By now Broadway audiences are used to seeing popular films adapted for the stage, particularly into musicals.
The 39 Steps, which begins performances on Jan. 4 at the American Airlines Theatre, is something completely different: A lithe, funny, four-actor staging of Alfred Hitchcock's 72-year-old classic film thriller, which involves a chase across the Scottish highlands and a fight on the top of a moving train.
Wait a sec--how the heck are they going to do that on stage with just four actors? For starters, make sure one of them is the endlessly versatile Arnie Burton, a specialist in David Ives comedies (
All in the Timing,
Mere Mortals) who's also done time in such multicharacter pieces as
The Mystery of Irma Vep,
I Am My Own Wife and
Greater Tuna.
"I know the joys of Velcro," says Burton, who, along with Cliff Saunders and Jennifer Ferrin, plays multiple roles in support of leading man Charles Edwards. "I'm used to having dressers rip costumes on and off me and tell me who I am as I run out onstage."
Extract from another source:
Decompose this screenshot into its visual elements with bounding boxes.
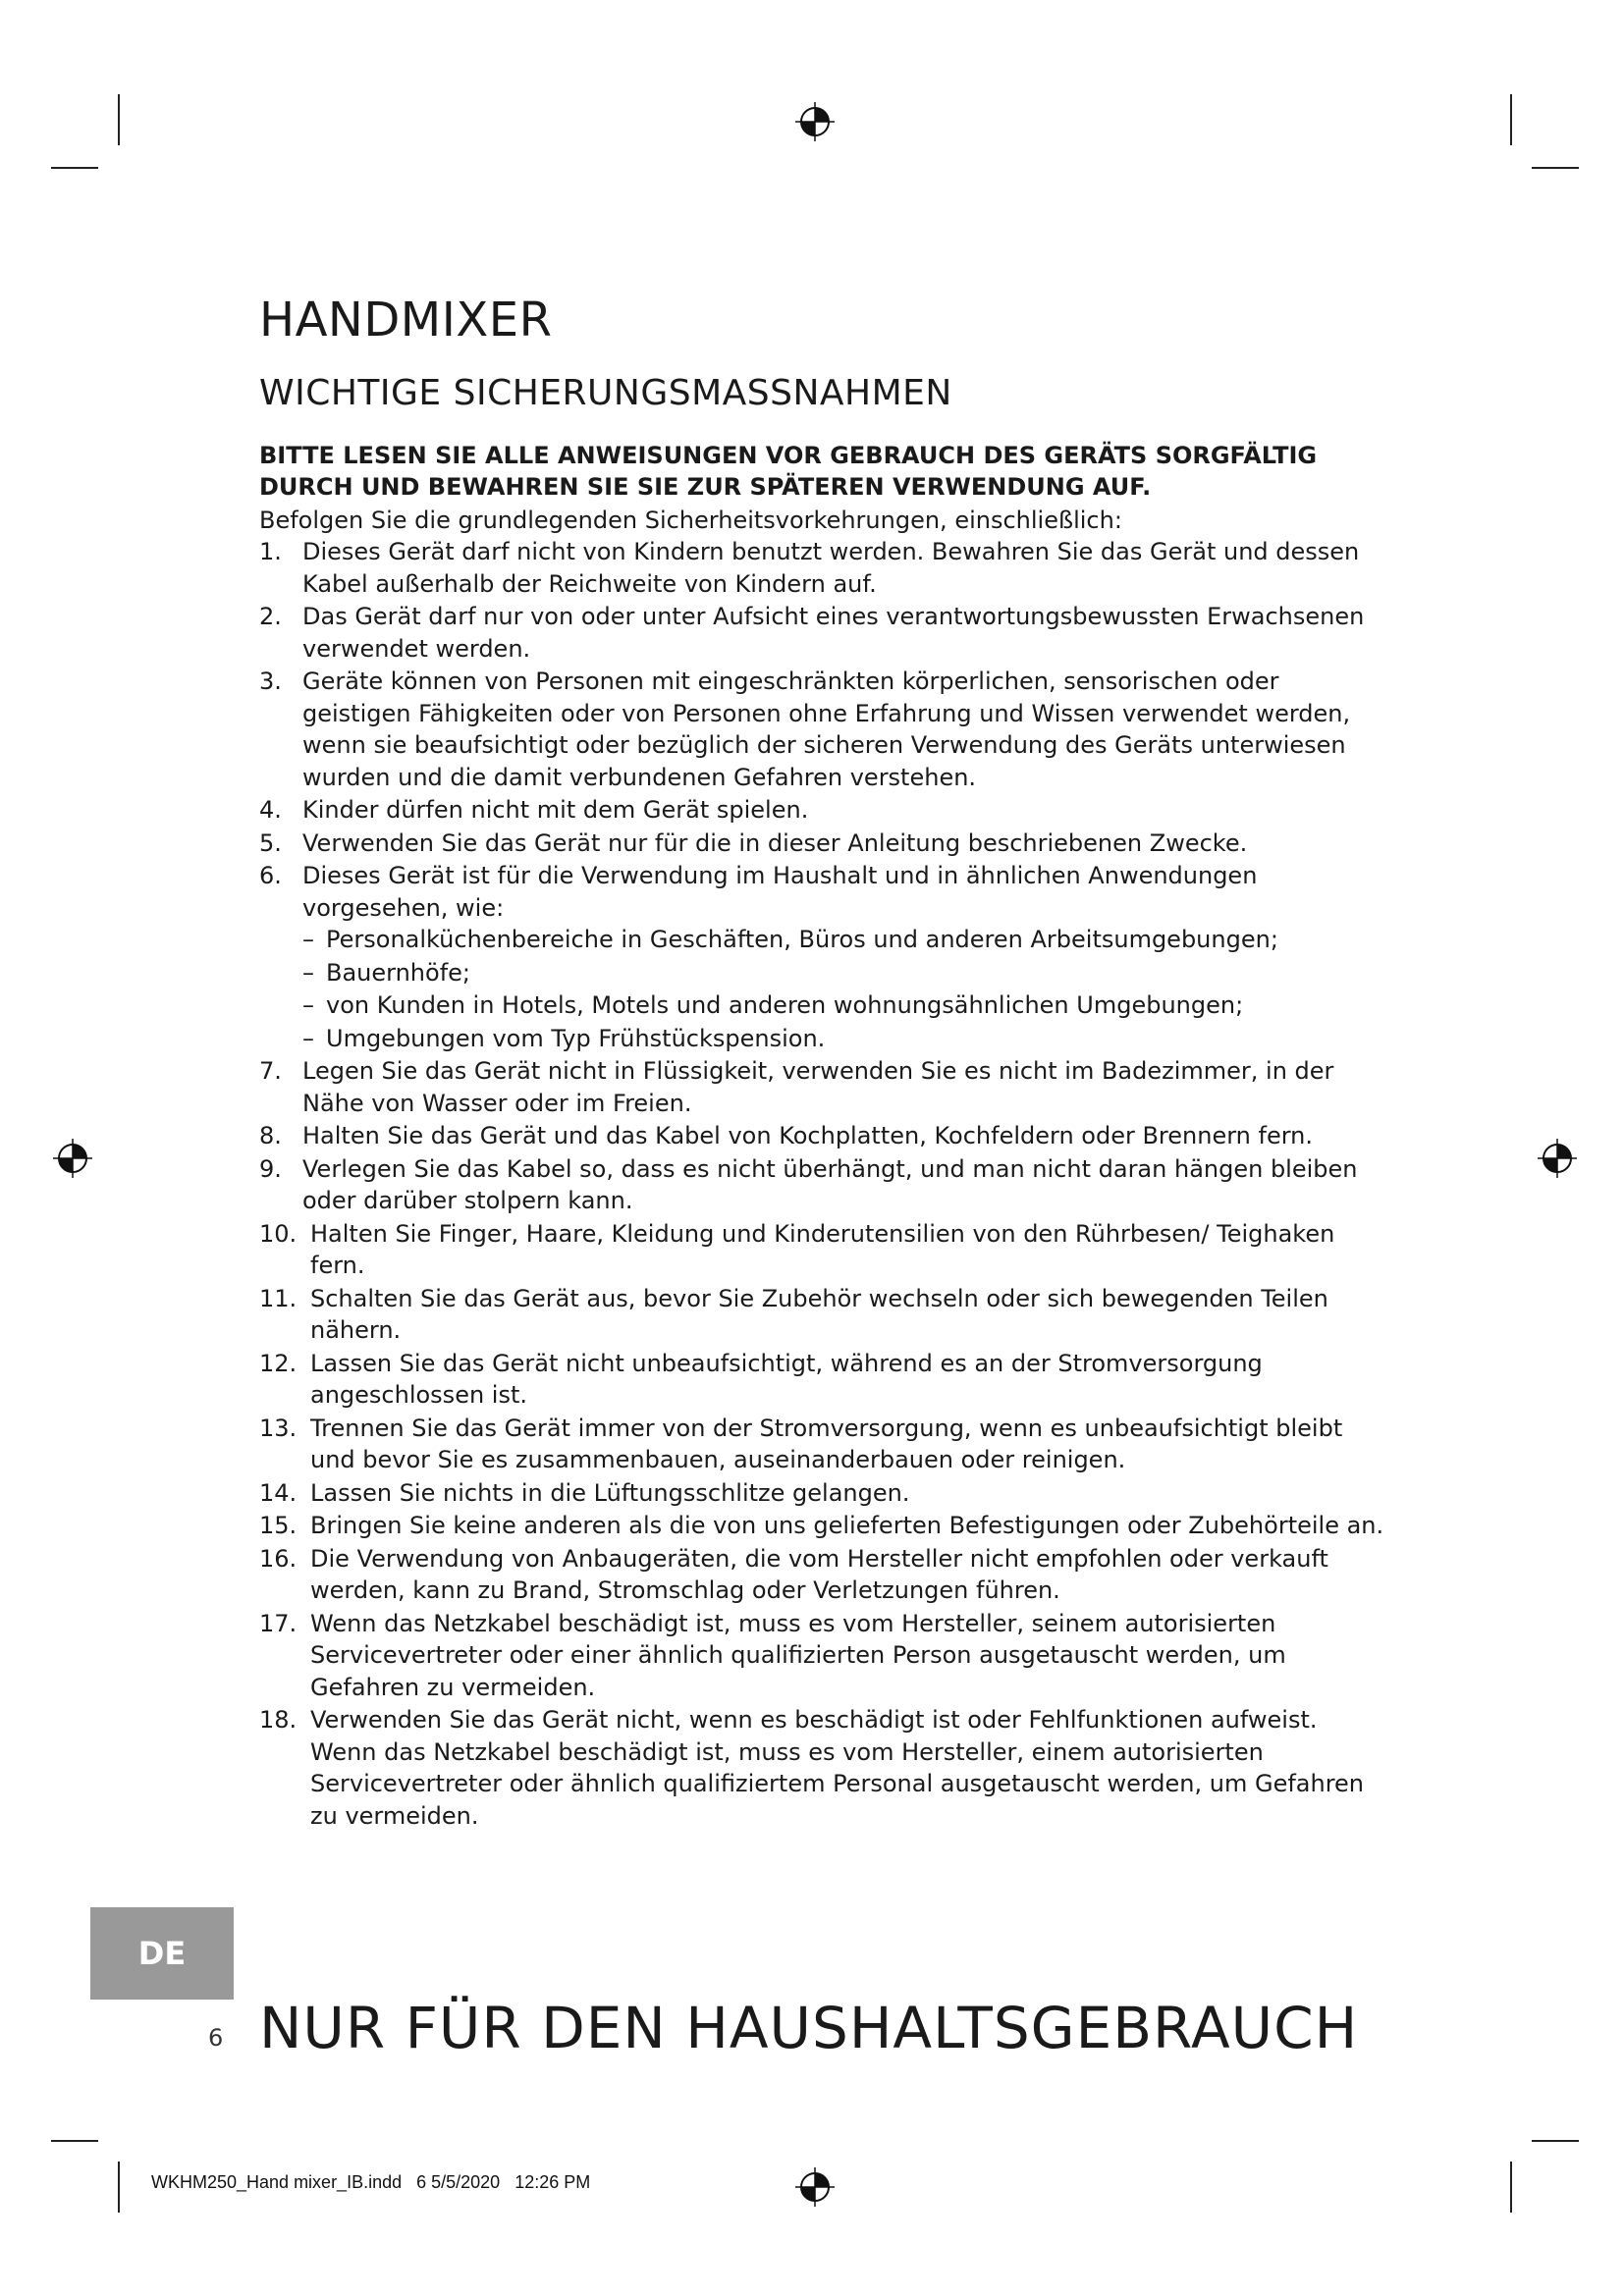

This prompting came in handy one night at Boston's Huntington Theatre, where this stateside
Steps, a version of a still-running West End hit, recently had its out-of-town tryout. "I jumped a character--I was changing into a milkman, and they were saying, 'No, no, no, you're a spy!' " Burton recalls with a laugh. "So they had to rip the milkman costume off me in a hurry and dress me as the spy."
Burton also plays the piece's villain, a sinister professor known for one physical peculiarity: He's missing the end of one pinkie finger.
"You'd be amazed by what I'm able to do with my hand," Burton boasts. "When I went in for my audition, they said, 'None of the actors have been able to do that with their little finger.' I guess the others had to hold it against their chest to make it look like part of their finger was gone, but I'm somehow able to manipulate my finger and keep it there. It's one of my special talents!"
This kind of simple, low-tech trickery is part of the fun of this adaptation, by Patrick Barlow and the director Maria Aitken. The stage design resembles a theatre's backstage, and though Burton jokes "we have almost every fog machine in the New York area," the show achieves most of its special effects with just lighting and sleight of hand.
"I think that's one of the reasons has been so successful," Burton says. "There's something that people love about the pure theatre of it--they're not being fooled. They're asked to play along. The concept is almost like it's a scrappy little theatre company that wants to do
The 39 Steps, and of course the leading man isn't going to want to move furniture or change character, so the rest of us are kind of put-upon to enact the rest of the film."
The film's most famous screwball-comedy device is the handcuffing together of its attractive but initially unfriendly romantic leading man and woman. A good portion of the film's action involves these two unequally, and unhappily, yoked protagonists being chased within an inch of their lives--mistakenly, of course. The results are both deliciously comic and erotic.
They are even more laughs in director Aitken's staging, as Burton explains.
"There's a chase scene where the two leads are being pursued, and Cliff and I become all the impediments: We become a bog, we become a bush. The audience loves it; it puts them almost in a childlike state of wonder." Not to mention that "all my early acting exercises playing inanimate objects came in handy--I never thought they would, but I guess the acting teacher was right!"
The rich paradox of this production, according to Burton, is that while it's an homage to the cinema, and in particular to Hitchcock's shimmering black-and-white classic, it's also a "valentine to the theatre, and to what you can only do in the theatre."
This hits a sweet spot for Burton, who, though he's done his share of on-camera work, remains "a theatre geek since my early days in Idaho." Even then, raised on a farm, his dreams wandered elsewhere.
"I always dreamed of New York and the theatre, even before I knew what they were," Burton recalls. "We had no neighbors for miles, and so I always felt the urge to live in a place where people are crowded in on all sides of you. And there was no theatre to speak of there then, but I always dreamt of the theatre. I don't know where it came from."
You can file that as a mystery--and, based on Burton's description and advance reviews, you can put
The 39 Steps in that magical, category-defying place between comedy, thriller and pure theatrical experience.